Halb verhungerte Schweine: Salzwedeler Gericht verhängt Geldstrafe

Wegen Tierquälerei stand ein Schweinehalter aus der Altmark in Salzwedel vor Gericht. Einige seiner Tiere waren offenbar bis auf die Knochen abgemagert.

Von Saskia Stelter 14.05.2022, 06:00
Schweine drängen sich in einem Schweinestall.
Schweine drängen sich in einem Schweinestall. Symbolfoto:dpa

Salzwedel - Wiedersehen auf der Anklagebank. Gestern musste sich ein 51-jähriger Schweinezüchter aus der Altmark zum zweiten Mal vor dem Salzwedeler Amtsgericht verantworten. Er soll sechs seiner Schweine hungern lassen haben. Sie waren offenbar bis auf die Knochen abgemagert.

Waren die Tiere krank?

Er selbst bestreitet den Vorwurf: Seine Tiere hätten immer genug zu fressen. Dass einige von ihnen zum Tatzeitpunkt im Oktober 2020 mager waren, sieht er jedoch auch so. Aber: Nicht aus Futtermangel, sondern aus Krankheitsgründen. Bei der Fortsetzung wurden zwei weitere Zeugen gehört: die Lebenspartnerin des Angeklagten und ein Freund, der die Urlaubsvertretung für die Schweine übernimmt.

Zeugen verteidigen den Angeklagten

Beide beschreiben die Tiere als „gut versorgt“. Letzterer erinnerte sich aber auch an Tiere, die mager aussahen und von den anderen ausgegrenzt waren.
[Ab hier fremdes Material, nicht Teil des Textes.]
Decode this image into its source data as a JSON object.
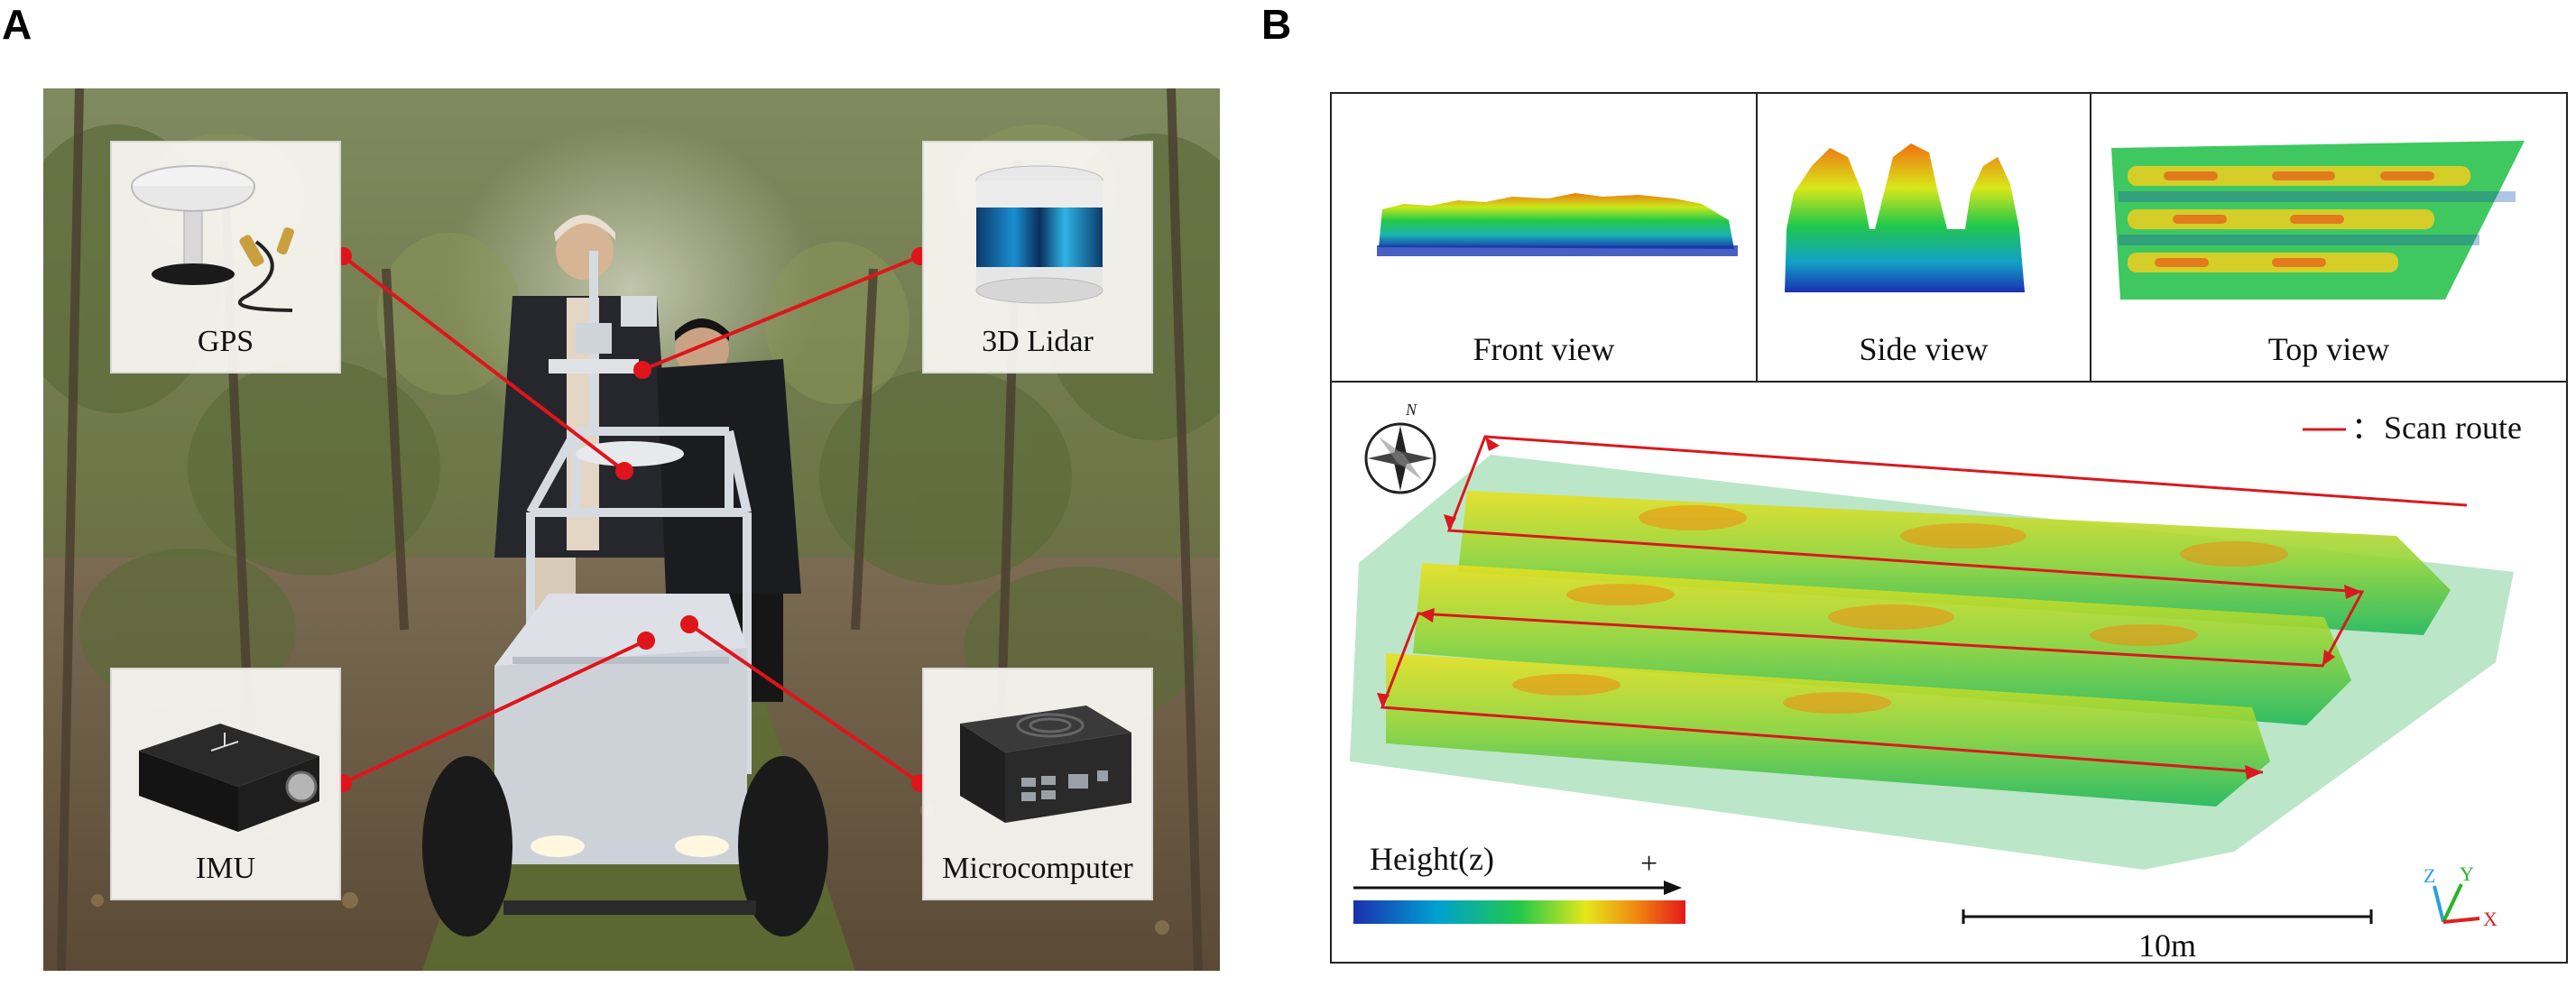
{
  "panels": {
    "a": {
      "letter": "A",
      "callouts": {
        "gps": "GPS",
        "lidar": "3D Lidar",
        "imu": "IMU",
        "microcomputer": "Microcomputer"
      }
    },
    "b": {
      "letter": "B",
      "views": {
        "front": "Front view",
        "side": "Side view",
        "top": "Top view"
      },
      "legend": {
        "scan_route_label": "Scan route",
        "separator": "："
      },
      "compass_north": "N",
      "height_label": "Height(z)",
      "height_plus": "+",
      "scale_bar_label": "10m",
      "axes": {
        "z": "Z",
        "y": "Y",
        "x": "X"
      }
    }
  },
  "colors": {
    "callout_line": "#e0141b",
    "scan_route": "#d8191f",
    "height_ramp": [
      "#1a2fb0",
      "#00a0d0",
      "#22c84a",
      "#e4e81a",
      "#f08a10",
      "#e41818"
    ],
    "axis_z": "#2aa0e0",
    "axis_y": "#28b428",
    "axis_x": "#e02020"
  },
  "icons": [
    "compass-icon",
    "gps-antenna-icon",
    "lidar-sensor-icon",
    "imu-sensor-icon",
    "microcomputer-icon"
  ]
}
Weil er kein Tierarzt sei, wüsste er aber nicht, wie die Schweine im fortgeschrittenen Alter aussehen und sich verhalten müssten. Gefüttert habe er jedenfalls genug und die Schweine hätten auch alle gefressen.

Die 46-jährige Partnerin des Angeklagten pendelte die letzten fünf Jahre und wohnte entsprechend nicht durchgehend bei demAngeklagten. Wenn sie da war, helfe sie aber täglich bei den Fütterungen. Ihr Mann tue eigentlich immer etwas für die Schweine, sagte sie im Zeugenstand aus. Er kümmere sich und kaufe sehr viel Futter. Zusätzlich sammle das Paar Mais und Eicheln, die in Garagen auf dem Grundstück eingelagert würden. Futter stehe den Tieren immer genügend zur Verfügung, könne sie daher bezeugen.

Vorwurf gegen Richter

Die Zeugin – von Beruf Künstlerin – warf Richter Klaus Hüttermann vor, keinen richtigen Eindruck von der Haltung der Herde zu haben. Mehrfach wollte sie ihm Videos vorspielen, die den Zustand und Lebensraum der Schweine zeigen. Angucken wollte der Richter sich keines davon. Der Grund: Es gehe um den Verstoß gegen das Tierschutzgesetz im Oktober 2020, von wann die Videos sind, könne er nicht einschätzen oder sie lagen sogar offensichtlich nicht im untersuchten Zeitraum. Das wurde in der Verhandlung deutlich.

Verfahren verkürzt

Stattdessen versuchte Hüttermann, wie auch schon beim letzten Mal, das Verfahren zu verkürzen. Die Vertreterin der Staatsanwaltschaft unterstützte den Vorschlag und schlug eine Einstellung des Verfahrens gegen Zahlung einer Geldstrafe vor. Nach kurzer Beratung zwischen dem Angeklagtem und seiner Anwältin stimmten beide dem Vorschlag zu. Das Verfahren gegen den Schweinehalter ist zunächst für zwei Monate eingestellt, der Angeklagte muss innerhalb dieser Frist 500 Euro an das Frauenhaus Salzwedel zahlen. Dann kann der Vorgang ad acta gelegt werden.